Publicado inicialmente en Ópera world en este post.
Extraña no dejaba ser la programación de este título de Wagner; me pregunté mil y una veces el por qué, sobre todo teniendo en cuenta que en poco más de un mes tendremos también Parsifal; mi extrañeza se produce porque estamos ante un título primerizo del compositor alemán, una obra que, aunque anticipe algunas de las estrategias que utilizará más adelante, supone (junto con Las Hadas) una rara avis al no tener todavía un estilo definido; era una mezcla bizarra de influencias bellinianas, donizettianas y rossinianas que no suponía un presagio a su obra de arte total. De hecho, cualquier aficionado actual al gran compositor reniega de estos divertimientos, entre otras cosas porque, musicalmente, tampoco son demasiado relevantes. En este orden de cosas, la propuesta escénica planteada por Kasper Holten contextualizó el espectáculo de tal forma que se produjo era rara simbiosis que, por inesperada, resultó aún más eficaz. Diversión inesperada que consiguió arrancar los entusiastas aplausos del público asistente.
Holten concibe un escenario impactante para La prohibición de amar. La disposición de fondo llena de escaleras que parecen poblar el fondo recuerdan a un cuadro de Escher y reflejan a la perfección la configuración de calles de una caótica ciudad de Palermo; esta disposición es lo suficientemente flexible para lograr diferentes situaciones escénicas, los suelos se deslizan, aparecen barras de bar que se mueven con los cantantes, lunas que suben y bajan; y a todo ello contribuye una iluminación esencial llena de claro oscuros y que refuerzan el carácter lúdico festivo de la música; los paneles se desplazan para aparecer y desaparecer y todo está dotado de un gran dinamismo además de ser vistosa por su colorido.
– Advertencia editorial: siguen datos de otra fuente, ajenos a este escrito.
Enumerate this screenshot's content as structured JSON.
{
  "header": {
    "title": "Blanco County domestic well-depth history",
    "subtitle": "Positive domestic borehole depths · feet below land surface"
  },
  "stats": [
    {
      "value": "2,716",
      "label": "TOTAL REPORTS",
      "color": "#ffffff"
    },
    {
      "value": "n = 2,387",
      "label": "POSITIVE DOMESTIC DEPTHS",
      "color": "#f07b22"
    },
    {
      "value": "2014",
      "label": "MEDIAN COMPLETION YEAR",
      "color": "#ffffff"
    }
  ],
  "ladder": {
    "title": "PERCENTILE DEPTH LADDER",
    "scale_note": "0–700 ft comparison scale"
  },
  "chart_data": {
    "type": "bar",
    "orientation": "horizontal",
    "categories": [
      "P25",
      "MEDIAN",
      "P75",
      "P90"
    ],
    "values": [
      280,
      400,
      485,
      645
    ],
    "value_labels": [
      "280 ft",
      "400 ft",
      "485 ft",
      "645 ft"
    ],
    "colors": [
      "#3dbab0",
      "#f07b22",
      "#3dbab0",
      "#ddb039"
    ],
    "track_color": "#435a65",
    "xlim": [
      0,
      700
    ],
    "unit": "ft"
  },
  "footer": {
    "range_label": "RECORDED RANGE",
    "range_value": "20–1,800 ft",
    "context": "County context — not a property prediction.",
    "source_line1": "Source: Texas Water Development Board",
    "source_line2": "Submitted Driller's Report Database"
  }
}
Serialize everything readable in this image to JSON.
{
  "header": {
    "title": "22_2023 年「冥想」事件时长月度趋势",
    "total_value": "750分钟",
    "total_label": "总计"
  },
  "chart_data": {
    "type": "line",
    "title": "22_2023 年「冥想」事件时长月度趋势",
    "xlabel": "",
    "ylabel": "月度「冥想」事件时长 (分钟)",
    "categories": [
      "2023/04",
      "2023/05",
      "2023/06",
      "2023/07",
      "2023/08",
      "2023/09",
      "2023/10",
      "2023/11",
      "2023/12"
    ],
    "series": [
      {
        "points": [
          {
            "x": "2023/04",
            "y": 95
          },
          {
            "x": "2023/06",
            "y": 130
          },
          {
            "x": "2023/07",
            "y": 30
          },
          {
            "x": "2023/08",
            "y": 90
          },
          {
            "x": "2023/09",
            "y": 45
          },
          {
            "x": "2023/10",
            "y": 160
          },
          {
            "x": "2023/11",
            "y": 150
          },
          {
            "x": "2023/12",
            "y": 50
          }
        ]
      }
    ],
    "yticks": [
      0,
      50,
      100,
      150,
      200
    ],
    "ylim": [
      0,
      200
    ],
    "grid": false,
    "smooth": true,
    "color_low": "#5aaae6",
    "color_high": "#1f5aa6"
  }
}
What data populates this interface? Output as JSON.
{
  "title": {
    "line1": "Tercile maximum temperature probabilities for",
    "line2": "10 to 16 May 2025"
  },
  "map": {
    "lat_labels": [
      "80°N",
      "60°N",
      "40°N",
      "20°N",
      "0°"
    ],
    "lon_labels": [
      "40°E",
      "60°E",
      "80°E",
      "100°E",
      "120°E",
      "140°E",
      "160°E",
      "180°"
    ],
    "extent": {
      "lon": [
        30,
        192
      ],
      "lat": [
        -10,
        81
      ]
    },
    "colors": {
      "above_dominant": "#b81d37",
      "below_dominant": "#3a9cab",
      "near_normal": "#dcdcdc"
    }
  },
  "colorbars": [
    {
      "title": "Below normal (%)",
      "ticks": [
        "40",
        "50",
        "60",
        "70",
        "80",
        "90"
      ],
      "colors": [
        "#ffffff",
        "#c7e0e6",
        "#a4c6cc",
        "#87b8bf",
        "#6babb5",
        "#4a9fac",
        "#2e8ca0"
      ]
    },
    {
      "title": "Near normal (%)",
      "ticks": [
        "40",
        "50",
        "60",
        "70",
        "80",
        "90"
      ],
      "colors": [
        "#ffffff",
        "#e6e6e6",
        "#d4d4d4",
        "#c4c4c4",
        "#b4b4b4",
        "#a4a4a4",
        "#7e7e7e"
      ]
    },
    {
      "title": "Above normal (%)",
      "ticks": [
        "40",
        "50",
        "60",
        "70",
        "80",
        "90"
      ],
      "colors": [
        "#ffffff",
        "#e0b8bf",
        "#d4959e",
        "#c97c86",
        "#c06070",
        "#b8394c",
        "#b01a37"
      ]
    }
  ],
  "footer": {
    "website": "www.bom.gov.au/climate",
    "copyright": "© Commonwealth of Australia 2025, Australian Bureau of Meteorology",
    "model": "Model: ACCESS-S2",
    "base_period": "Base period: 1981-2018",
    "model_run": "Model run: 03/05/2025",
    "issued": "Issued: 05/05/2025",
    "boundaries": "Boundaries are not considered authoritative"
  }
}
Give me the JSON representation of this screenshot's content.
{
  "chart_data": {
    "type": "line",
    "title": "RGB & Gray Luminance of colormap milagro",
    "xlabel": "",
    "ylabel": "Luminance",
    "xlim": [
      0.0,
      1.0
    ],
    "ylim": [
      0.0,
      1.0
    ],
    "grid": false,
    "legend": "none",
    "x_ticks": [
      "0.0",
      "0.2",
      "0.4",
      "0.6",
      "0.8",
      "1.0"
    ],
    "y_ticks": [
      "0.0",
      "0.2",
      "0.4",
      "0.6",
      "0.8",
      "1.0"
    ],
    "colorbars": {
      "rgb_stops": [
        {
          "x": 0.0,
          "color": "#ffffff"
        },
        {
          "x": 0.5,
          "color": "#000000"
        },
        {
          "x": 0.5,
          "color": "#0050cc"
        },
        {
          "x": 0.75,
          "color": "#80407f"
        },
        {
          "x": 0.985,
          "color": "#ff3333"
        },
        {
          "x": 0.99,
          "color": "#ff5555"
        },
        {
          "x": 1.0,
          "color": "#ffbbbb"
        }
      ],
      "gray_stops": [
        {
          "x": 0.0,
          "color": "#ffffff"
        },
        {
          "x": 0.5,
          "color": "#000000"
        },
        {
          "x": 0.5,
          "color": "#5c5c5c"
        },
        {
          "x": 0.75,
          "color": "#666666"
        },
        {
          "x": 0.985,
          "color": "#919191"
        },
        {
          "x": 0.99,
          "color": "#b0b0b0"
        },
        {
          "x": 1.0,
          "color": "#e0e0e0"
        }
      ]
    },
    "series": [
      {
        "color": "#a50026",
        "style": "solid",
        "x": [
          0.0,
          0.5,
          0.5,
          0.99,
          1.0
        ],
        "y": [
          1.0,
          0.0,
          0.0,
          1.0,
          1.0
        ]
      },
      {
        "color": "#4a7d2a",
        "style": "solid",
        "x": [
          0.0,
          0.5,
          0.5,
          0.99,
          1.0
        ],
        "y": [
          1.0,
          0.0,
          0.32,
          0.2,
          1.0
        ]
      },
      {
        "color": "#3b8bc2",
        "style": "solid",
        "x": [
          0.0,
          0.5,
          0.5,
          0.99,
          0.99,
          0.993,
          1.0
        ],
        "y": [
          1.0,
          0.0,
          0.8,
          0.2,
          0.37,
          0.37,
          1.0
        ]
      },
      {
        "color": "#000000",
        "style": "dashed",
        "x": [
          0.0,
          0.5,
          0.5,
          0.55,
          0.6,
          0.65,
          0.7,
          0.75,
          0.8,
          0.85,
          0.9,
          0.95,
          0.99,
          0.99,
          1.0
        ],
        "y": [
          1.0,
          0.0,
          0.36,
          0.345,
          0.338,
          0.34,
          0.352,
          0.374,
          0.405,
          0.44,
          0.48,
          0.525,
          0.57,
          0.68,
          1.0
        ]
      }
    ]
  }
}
La dirección artística es un lujo, sobre todo en la parte final con el carnaval, con todos disfrazadas y donde hay incluso un ballet. Todo contribuye para obtener un verdadero espectáculo que, además, está dotado de muy buen humor. No son pocas las carcajadas que surgieron sobre todo en el segundo acto.
En lo musical, buen trabajo en general de Ivor Bolton, su dirección enérgica se adaptaba a la perfección al estilo musical de esta obra y sacó buenos detalles musicales; el ritmo fue adecuado, especialmente al final de los dos actos y sólo habría que poner en el “debe” un volumen desaforado por momentos que tapó, demasiado, sobre todo a los protagonistas masculinos. La orquesta sonó empastada y el resultado fue muy digno.
En lo vocal, hubo dos claros bandos, por un lado estuvieron las mujeres (con Maltman), grandes triunfadoras; por el otro los hombres, insuficientes en su aportación canora. Muy destacable la labor de Manuela Uhl, toda una experta en estas lides, que demostró musicalidad y volumen descomunal (por encima de la orquesta increíblemente) sin que su canto se resintiera, cantó muy bien y actuó de la misma manera, con una mezcla de inocencia y picardía, ciertamente destacable en su papel de Isabella; su contrapartida masculina, el Friedrich de Chistopher Maltman también resultó irreprochable en una actuación divertidísima (especialmente intenso en todos los aspectos fue su dúo con Uhl justo antes del concertante final del primer acto) y destacó igualmente en lo vocal con una voz muy bien proyectada, densa y llena de matices, con algún momento ligeramente estentóreo que podía afear pero más bien anecdóticamente; bastante bien los papeles de María Miró y María Hinojosa como Mariana y Dorella demostrando que no hay papeles pequeños sino mal preparados, demostraron tener timbres atractivos y proporcionados; bastante mal los tenores Lodahl y Arcayürek con voces de tesitura escasa y volumen aún menor, forzados en todos los momentos en que se les pudo escuchar, especialmente mal el primero con una nasalidad acusada que afeaba cada intervención, ciertamente sorprendente; mejor la aportación de Jerkunica como Brighella (y muy divertida); el coro tuvo para dar y tomar en sus variados números y los solventó con nota: empastados, con volumen e impactante proyección.
Definitivamente, buen resultado el de esta obra tan particular que nos reconcilia con el Wagner primerizo de una manera que ni sospechábamos.
Las fotos pertenecen a Javier del Real.